A carreira de Ramos começou em produções teatrais do Bando de Teatro Olodum, em Salvador, ainda na década de 1990 quando era adolescente. No entanto, ganhou projeção com a montagem teatral A Máquina (2000) e aclamação no filme Madame Satã (2002), no papel do transformista João Francisco dos Santos, pelo qual recebeu os importantes Prêmio Grande Otelo, Prêmio APCA e Prêmio Guarani de Cinema, todos como Melhor Ator. A partir daí, passou a destacar em produções de sucesso como O Homem que Copiava (2003), Meu Tio Matou um Cara (2004), Cidade Baixa (2005), Ó Paí, Ó (2007), O Vendedor de Passados (2015), Tudo Que Aprendemos Juntos (2015), Mundo Cão (2016), O Beijo no Asfalto (2018), O Silêncio da Chuva (2021), O Primeiro Natal do Mundo (2023) e Velhos Bandidos (2026).

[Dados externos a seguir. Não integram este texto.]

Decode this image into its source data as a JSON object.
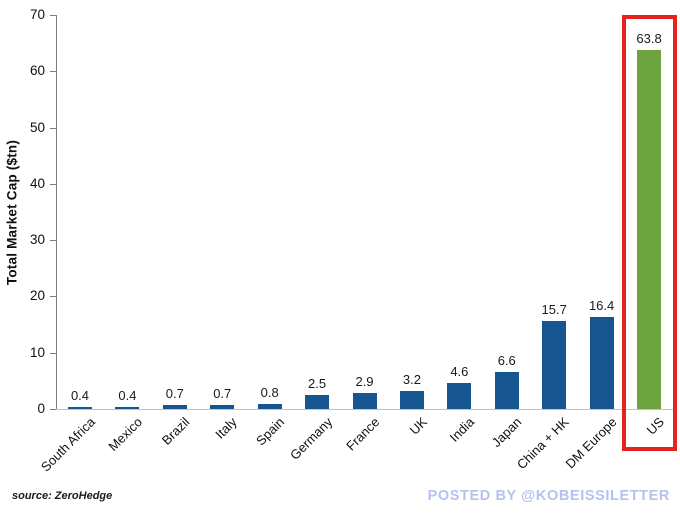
{
  "page": {
    "source_note": "source: ZeroHedge",
    "watermark": "POSTED BY @KOBEISSILETTER"
  },
  "colors": {
    "bar_blue": "#16558F",
    "bar_green": "#6DA33D",
    "highlight_red": "#E2231E",
    "watermark_blue": "#B5C2EE",
    "axis_gray": "#7F7F7F",
    "baseline_gray": "#C3C3C3"
  },
  "chart_data": {
    "type": "bar",
    "title": "",
    "xlabel": "",
    "ylabel": "Total Market Cap ($tn)",
    "ylim": [
      0,
      70
    ],
    "yticks": [
      0,
      10,
      20,
      30,
      40,
      50,
      60,
      70
    ],
    "grid": false,
    "legend": false,
    "categories": [
      "South Africa",
      "Mexico",
      "Brazil",
      "Italy",
      "Spain",
      "Germany",
      "France",
      "UK",
      "India",
      "Japan",
      "China + HK",
      "DM Europe",
      "US"
    ],
    "values": [
      0.4,
      0.4,
      0.7,
      0.7,
      0.8,
      2.5,
      2.9,
      3.2,
      4.6,
      6.6,
      15.7,
      16.4,
      63.8
    ],
    "value_labels": [
      "0.4",
      "0.4",
      "0.7",
      "0.7",
      "0.8",
      "2.5",
      "2.9",
      "3.2",
      "4.6",
      "6.6",
      "15.7",
      "16.4",
      "63.8"
    ],
    "highlighted_category": "US",
    "annotations": "US bar outlined with red rectangle"
  }
}
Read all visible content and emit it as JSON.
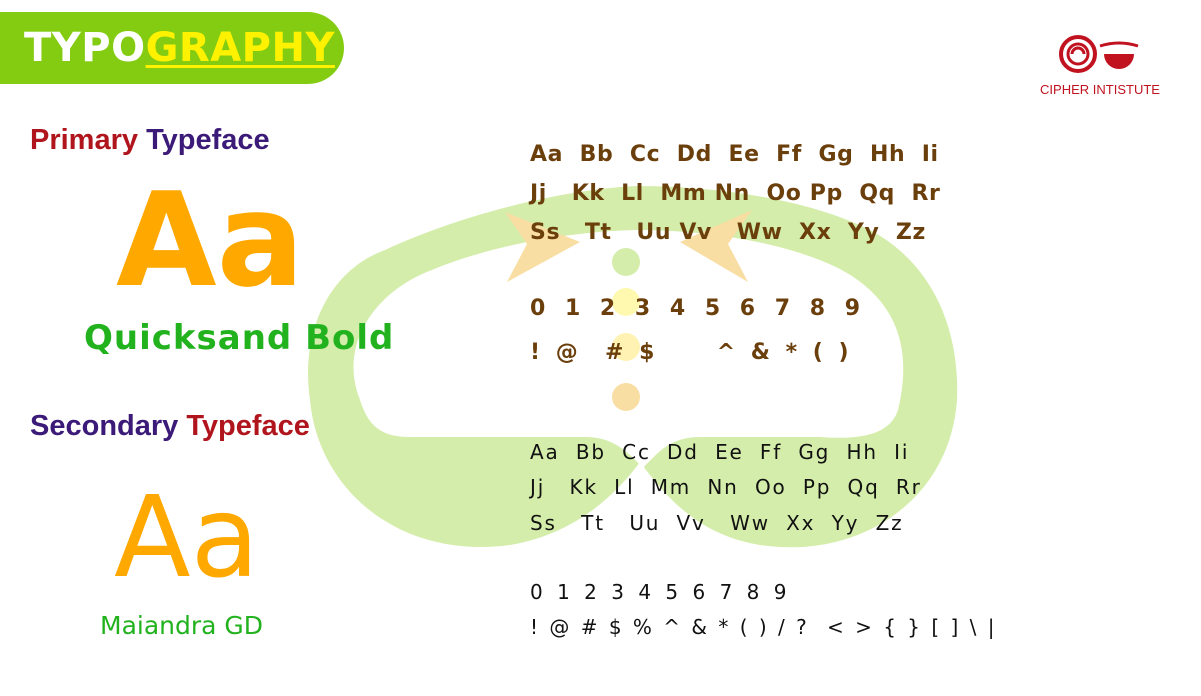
{
  "header": {
    "title_part1": "TYPO",
    "title_part2": "GRAPHY"
  },
  "logo": {
    "text": "CIPHER INTISTUTE"
  },
  "primary": {
    "heading_word1": "Primary",
    "heading_word2": "Typeface",
    "sample": "Aa",
    "font_name": "Quicksand Bold",
    "glyph_lines": [
      "Aa  Bb  Cc  Dd  Ee  Ff  Gg  Hh  Ii",
      "Jj   Kk  Ll  Mm Nn  Oo Pp  Qq  Rr",
      "Ss   Tt   Uu Vv   Ww  Xx  Yy  Zz",
      "0 1 2 3 4 5 6 7 8 9",
      "! @  # $     ^ & * ( )"
    ]
  },
  "secondary": {
    "heading_word1": "Secondary",
    "heading_word2": "Typeface",
    "sample": "Aa",
    "font_name": "Maiandra GD",
    "glyph_lines": [
      "Aa  Bb  Cc  Dd  Ee  Ff  Gg  Hh  Ii",
      "Jj   Kk  Ll  Mm  Nn  Oo  Pp  Qq  Rr",
      "Ss   Tt   Uu  Vv   Ww  Xx  Yy  Zz",
      "0 1 2 3 4 5 6 7 8 9",
      "! @ # $ % ^ & * ( ) / ?  < > { } [ ] \\ |"
    ]
  },
  "colors": {
    "title_bar": "#84cc12",
    "title_highlight": "#fff200",
    "primary_heading_word1": "#b0151d",
    "primary_heading_word2": "#3b1a78",
    "secondary_heading_word1": "#3b1a78",
    "secondary_heading_word2": "#b0151d",
    "sample_orange": "#ffa800",
    "font_name_green": "#22b21e",
    "primary_glyphs": "#6b3f0c",
    "secondary_glyphs": "#111111",
    "logo_red": "#c1121f",
    "emblem_green": "#d4edaa"
  }
}
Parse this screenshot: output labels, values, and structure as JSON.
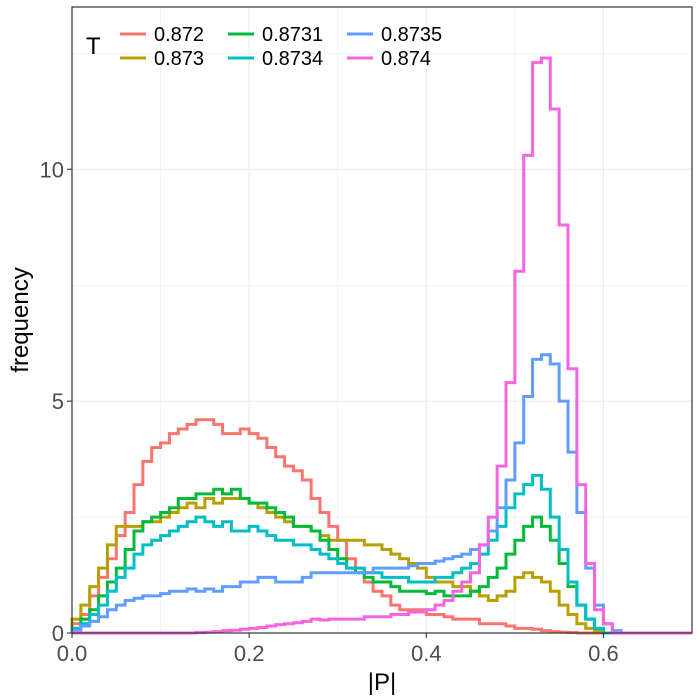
{
  "chart_data": {
    "type": "line",
    "step": true,
    "xlabel": "|P|",
    "ylabel": "frequency",
    "xlim": [
      0,
      0.7
    ],
    "ylim": [
      0,
      13.5
    ],
    "xticks": [
      0.0,
      0.2,
      0.4,
      0.6
    ],
    "xtick_labels": [
      "0.0",
      "0.2",
      "0.4",
      "0.6"
    ],
    "yticks": [
      0,
      5,
      10
    ],
    "ytick_labels": [
      "0",
      "5",
      "10"
    ],
    "grid": true,
    "legend": {
      "title": "T",
      "position": "top-left-inside"
    },
    "bin_width": 0.01,
    "series": [
      {
        "name": "0.872",
        "color": "#f8766d",
        "x": [
          0.0,
          0.01,
          0.02,
          0.03,
          0.04,
          0.05,
          0.06,
          0.07,
          0.08,
          0.09,
          0.1,
          0.11,
          0.12,
          0.13,
          0.14,
          0.15,
          0.16,
          0.17,
          0.18,
          0.19,
          0.2,
          0.21,
          0.22,
          0.23,
          0.24,
          0.25,
          0.26,
          0.27,
          0.28,
          0.29,
          0.3,
          0.31,
          0.32,
          0.33,
          0.34,
          0.35,
          0.36,
          0.37,
          0.38,
          0.39,
          0.4,
          0.41,
          0.42,
          0.43,
          0.44,
          0.45,
          0.46,
          0.47,
          0.48,
          0.49,
          0.5,
          0.51,
          0.52,
          0.53,
          0.54,
          0.55,
          0.56,
          0.57,
          0.58,
          0.59,
          0.6,
          0.61,
          0.62,
          0.63,
          0.64,
          0.65,
          0.66,
          0.67,
          0.68,
          0.69
        ],
        "y": [
          0.2,
          0.4,
          0.8,
          1.2,
          1.6,
          2.1,
          2.6,
          3.2,
          3.7,
          4.0,
          4.1,
          4.3,
          4.4,
          4.5,
          4.6,
          4.6,
          4.5,
          4.3,
          4.3,
          4.4,
          4.3,
          4.2,
          4.0,
          3.8,
          3.6,
          3.5,
          3.3,
          2.9,
          2.6,
          2.3,
          2.0,
          1.6,
          1.4,
          1.1,
          0.9,
          0.8,
          0.6,
          0.5,
          0.5,
          0.5,
          0.4,
          0.4,
          0.35,
          0.3,
          0.3,
          0.3,
          0.2,
          0.2,
          0.2,
          0.15,
          0.1,
          0.1,
          0.08,
          0.05,
          0.03,
          0.02,
          0.01,
          0.0,
          0.0,
          0.0,
          0.0,
          0.0,
          0.0,
          0.0,
          0.0,
          0.0,
          0.0,
          0.0,
          0.0,
          0.0
        ]
      },
      {
        "name": "0.873",
        "color": "#b79f00",
        "x": [
          0.0,
          0.01,
          0.02,
          0.03,
          0.04,
          0.05,
          0.06,
          0.07,
          0.08,
          0.09,
          0.1,
          0.11,
          0.12,
          0.13,
          0.14,
          0.15,
          0.16,
          0.17,
          0.18,
          0.19,
          0.2,
          0.21,
          0.22,
          0.23,
          0.24,
          0.25,
          0.26,
          0.27,
          0.28,
          0.29,
          0.3,
          0.31,
          0.32,
          0.33,
          0.34,
          0.35,
          0.36,
          0.37,
          0.38,
          0.39,
          0.4,
          0.41,
          0.42,
          0.43,
          0.44,
          0.45,
          0.46,
          0.47,
          0.48,
          0.49,
          0.5,
          0.51,
          0.52,
          0.53,
          0.54,
          0.55,
          0.56,
          0.57,
          0.58,
          0.59,
          0.6,
          0.61,
          0.62,
          0.63,
          0.64,
          0.65,
          0.66,
          0.67,
          0.68,
          0.69
        ],
        "y": [
          0.3,
          0.6,
          1.0,
          1.4,
          1.9,
          2.3,
          2.3,
          2.3,
          2.4,
          2.4,
          2.5,
          2.6,
          2.7,
          2.8,
          2.7,
          2.9,
          2.8,
          2.9,
          2.9,
          2.9,
          2.8,
          2.7,
          2.6,
          2.5,
          2.4,
          2.3,
          2.3,
          2.2,
          2.1,
          2.0,
          2.0,
          2.0,
          2.0,
          1.9,
          1.9,
          1.8,
          1.7,
          1.6,
          1.5,
          1.4,
          1.2,
          1.1,
          1.1,
          1.0,
          1.0,
          0.9,
          0.8,
          0.7,
          0.8,
          0.9,
          1.2,
          1.3,
          1.2,
          1.1,
          0.9,
          0.6,
          0.4,
          0.2,
          0.1,
          0.05,
          0.0,
          0.0,
          0.0,
          0.0,
          0.0,
          0.0,
          0.0,
          0.0,
          0.0,
          0.0
        ]
      },
      {
        "name": "0.8731",
        "color": "#00ba38",
        "x": [
          0.0,
          0.01,
          0.02,
          0.03,
          0.04,
          0.05,
          0.06,
          0.07,
          0.08,
          0.09,
          0.1,
          0.11,
          0.12,
          0.13,
          0.14,
          0.15,
          0.16,
          0.17,
          0.18,
          0.19,
          0.2,
          0.21,
          0.22,
          0.23,
          0.24,
          0.25,
          0.26,
          0.27,
          0.28,
          0.29,
          0.3,
          0.31,
          0.32,
          0.33,
          0.34,
          0.35,
          0.36,
          0.37,
          0.38,
          0.39,
          0.4,
          0.41,
          0.42,
          0.43,
          0.44,
          0.45,
          0.46,
          0.47,
          0.48,
          0.49,
          0.5,
          0.51,
          0.52,
          0.53,
          0.54,
          0.55,
          0.56,
          0.57,
          0.58,
          0.59,
          0.6,
          0.61,
          0.62,
          0.63,
          0.64,
          0.65,
          0.66,
          0.67,
          0.68,
          0.69
        ],
        "y": [
          0.1,
          0.3,
          0.5,
          0.8,
          1.1,
          1.4,
          1.8,
          2.2,
          2.4,
          2.5,
          2.6,
          2.7,
          2.9,
          2.9,
          3.0,
          3.0,
          3.1,
          3.0,
          3.1,
          2.9,
          2.8,
          2.8,
          2.7,
          2.6,
          2.5,
          2.3,
          2.3,
          2.2,
          2.0,
          1.8,
          1.6,
          1.4,
          1.3,
          1.2,
          1.1,
          1.1,
          1.0,
          0.9,
          0.9,
          0.9,
          0.85,
          0.9,
          0.8,
          0.8,
          0.8,
          0.9,
          1.0,
          1.2,
          1.4,
          1.7,
          2.0,
          2.3,
          2.5,
          2.3,
          2.0,
          1.5,
          1.0,
          0.6,
          0.3,
          0.1,
          0.0,
          0.0,
          0.0,
          0.0,
          0.0,
          0.0,
          0.0,
          0.0,
          0.0,
          0.0
        ]
      },
      {
        "name": "0.8734",
        "color": "#00bfc4",
        "x": [
          0.0,
          0.01,
          0.02,
          0.03,
          0.04,
          0.05,
          0.06,
          0.07,
          0.08,
          0.09,
          0.1,
          0.11,
          0.12,
          0.13,
          0.14,
          0.15,
          0.16,
          0.17,
          0.18,
          0.19,
          0.2,
          0.21,
          0.22,
          0.23,
          0.24,
          0.25,
          0.26,
          0.27,
          0.28,
          0.29,
          0.3,
          0.31,
          0.32,
          0.33,
          0.34,
          0.35,
          0.36,
          0.37,
          0.38,
          0.39,
          0.4,
          0.41,
          0.42,
          0.43,
          0.44,
          0.45,
          0.46,
          0.47,
          0.48,
          0.49,
          0.5,
          0.51,
          0.52,
          0.53,
          0.54,
          0.55,
          0.56,
          0.57,
          0.58,
          0.59,
          0.6,
          0.61,
          0.62,
          0.63,
          0.64,
          0.65,
          0.66,
          0.67,
          0.68,
          0.69
        ],
        "y": [
          0.1,
          0.2,
          0.4,
          0.6,
          0.9,
          1.2,
          1.4,
          1.7,
          1.9,
          2.0,
          2.1,
          2.2,
          2.3,
          2.4,
          2.5,
          2.4,
          2.3,
          2.4,
          2.2,
          2.2,
          2.3,
          2.2,
          2.1,
          2.0,
          2.0,
          1.9,
          1.9,
          1.8,
          1.7,
          1.6,
          1.5,
          1.4,
          1.4,
          1.3,
          1.3,
          1.2,
          1.2,
          1.2,
          1.1,
          1.1,
          1.1,
          1.2,
          1.2,
          1.3,
          1.4,
          1.5,
          1.7,
          2.0,
          2.3,
          2.7,
          3.0,
          3.2,
          3.4,
          3.1,
          2.5,
          1.8,
          1.1,
          0.6,
          0.3,
          0.1,
          0.0,
          0.0,
          0.0,
          0.0,
          0.0,
          0.0,
          0.0,
          0.0,
          0.0,
          0.0
        ]
      },
      {
        "name": "0.8735",
        "color": "#619cff",
        "x": [
          0.0,
          0.01,
          0.02,
          0.03,
          0.04,
          0.05,
          0.06,
          0.07,
          0.08,
          0.09,
          0.1,
          0.11,
          0.12,
          0.13,
          0.14,
          0.15,
          0.16,
          0.17,
          0.18,
          0.19,
          0.2,
          0.21,
          0.22,
          0.23,
          0.24,
          0.25,
          0.26,
          0.27,
          0.28,
          0.29,
          0.3,
          0.31,
          0.32,
          0.33,
          0.34,
          0.35,
          0.36,
          0.37,
          0.38,
          0.39,
          0.4,
          0.41,
          0.42,
          0.43,
          0.44,
          0.45,
          0.46,
          0.47,
          0.48,
          0.49,
          0.5,
          0.51,
          0.52,
          0.53,
          0.54,
          0.55,
          0.56,
          0.57,
          0.58,
          0.59,
          0.6,
          0.61,
          0.62,
          0.63,
          0.64,
          0.65,
          0.66,
          0.67,
          0.68,
          0.69
        ],
        "y": [
          0.05,
          0.15,
          0.25,
          0.35,
          0.5,
          0.6,
          0.7,
          0.75,
          0.8,
          0.8,
          0.85,
          0.9,
          0.9,
          0.95,
          0.9,
          0.95,
          0.9,
          1.0,
          1.0,
          1.1,
          1.1,
          1.2,
          1.2,
          1.1,
          1.1,
          1.1,
          1.2,
          1.3,
          1.3,
          1.3,
          1.3,
          1.3,
          1.3,
          1.3,
          1.4,
          1.4,
          1.4,
          1.4,
          1.45,
          1.5,
          1.5,
          1.55,
          1.6,
          1.65,
          1.7,
          1.8,
          1.9,
          2.2,
          2.7,
          3.3,
          4.1,
          5.1,
          5.9,
          6.0,
          5.8,
          5.0,
          3.9,
          2.6,
          1.4,
          0.6,
          0.2,
          0.05,
          0.0,
          0.0,
          0.0,
          0.0,
          0.0,
          0.0,
          0.0,
          0.0
        ]
      },
      {
        "name": "0.874",
        "color": "#f564e3",
        "x": [
          0.0,
          0.01,
          0.02,
          0.03,
          0.04,
          0.05,
          0.06,
          0.07,
          0.08,
          0.09,
          0.1,
          0.11,
          0.12,
          0.13,
          0.14,
          0.15,
          0.16,
          0.17,
          0.18,
          0.19,
          0.2,
          0.21,
          0.22,
          0.23,
          0.24,
          0.25,
          0.26,
          0.27,
          0.28,
          0.29,
          0.3,
          0.31,
          0.32,
          0.33,
          0.34,
          0.35,
          0.36,
          0.37,
          0.38,
          0.39,
          0.4,
          0.41,
          0.42,
          0.43,
          0.44,
          0.45,
          0.46,
          0.47,
          0.48,
          0.49,
          0.5,
          0.51,
          0.52,
          0.53,
          0.54,
          0.55,
          0.56,
          0.57,
          0.58,
          0.59,
          0.6,
          0.61,
          0.62,
          0.63,
          0.64,
          0.65,
          0.66,
          0.67,
          0.68,
          0.69
        ],
        "y": [
          0.0,
          0.0,
          0.0,
          0.0,
          0.0,
          0.0,
          0.0,
          0.0,
          0.0,
          0.0,
          0.0,
          0.0,
          0.0,
          0.0,
          0.01,
          0.02,
          0.03,
          0.05,
          0.06,
          0.08,
          0.1,
          0.12,
          0.15,
          0.18,
          0.2,
          0.22,
          0.25,
          0.3,
          0.28,
          0.3,
          0.3,
          0.3,
          0.3,
          0.35,
          0.35,
          0.35,
          0.4,
          0.4,
          0.45,
          0.45,
          0.5,
          0.6,
          0.7,
          0.9,
          1.1,
          1.3,
          1.9,
          2.5,
          3.6,
          5.4,
          7.8,
          10.3,
          12.3,
          12.4,
          11.3,
          8.8,
          5.7,
          3.2,
          1.5,
          0.5,
          0.2,
          0.0,
          0.0,
          0.0,
          0.0,
          0.0,
          0.0,
          0.0,
          0.0,
          0.0
        ]
      }
    ]
  }
}
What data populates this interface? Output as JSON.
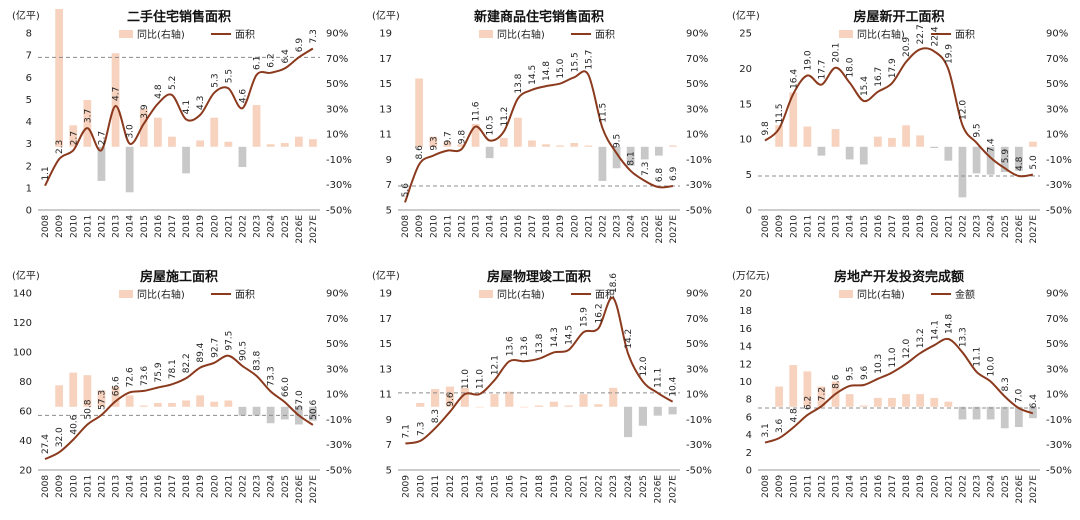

Na televisão, foi, durante os anos de 2002 a 2003, um dos correspondentes do dominical Fantástico, até começar a se destacar como um dos protagonistas da série Sexo Frágil (2003–04). No entanto, foi em 2006, que Lázaro ganhou projeção nacional, ao interpretar o malandro Foguinho, um dos personagens principais da novela Cobras & Lagartos, trabalho que lhe rendeu vários prêmios e elogios, incluindo uma indicação ao Emmy Internacional de melhor ator no ano de 2007. A partir daí, destacou-se em outros trabalhos televisivos, como as novelas Duas Caras (2007), Lado a Lado (2012), Geração Brasil (2014), Elas por Elas (2023) e A Nobreza do Amor (2026), as séries Ó Paí, Ó (2008–2009) e Mister Brau (2015-2018), e na apresentação de programas como Espelho (2006–2021) no Canal Brasil, Lazinho com Você (2017) e Os Melhores Anos das Nossas Vidas (2018), ambos na TV Globo.
Na parte técnica, dirigiu diversos episódios do Espelho e documentários como Zózimo Bulbul (2006) e Bando, um Filme De (2018), além do premiado longa-metragem Medida Provisória (2022), a qual também escreveu e pelo qual ganhou um prêmio de melhor diretor no Festival de Cinema Itinerante da Língua Portuguesa. Ele também escreveu diversos livros, como os infantis A Velha Sentada (2010) e Caderno de rimas do João (2015), além do autobiográfico Na Minha Pele (2017).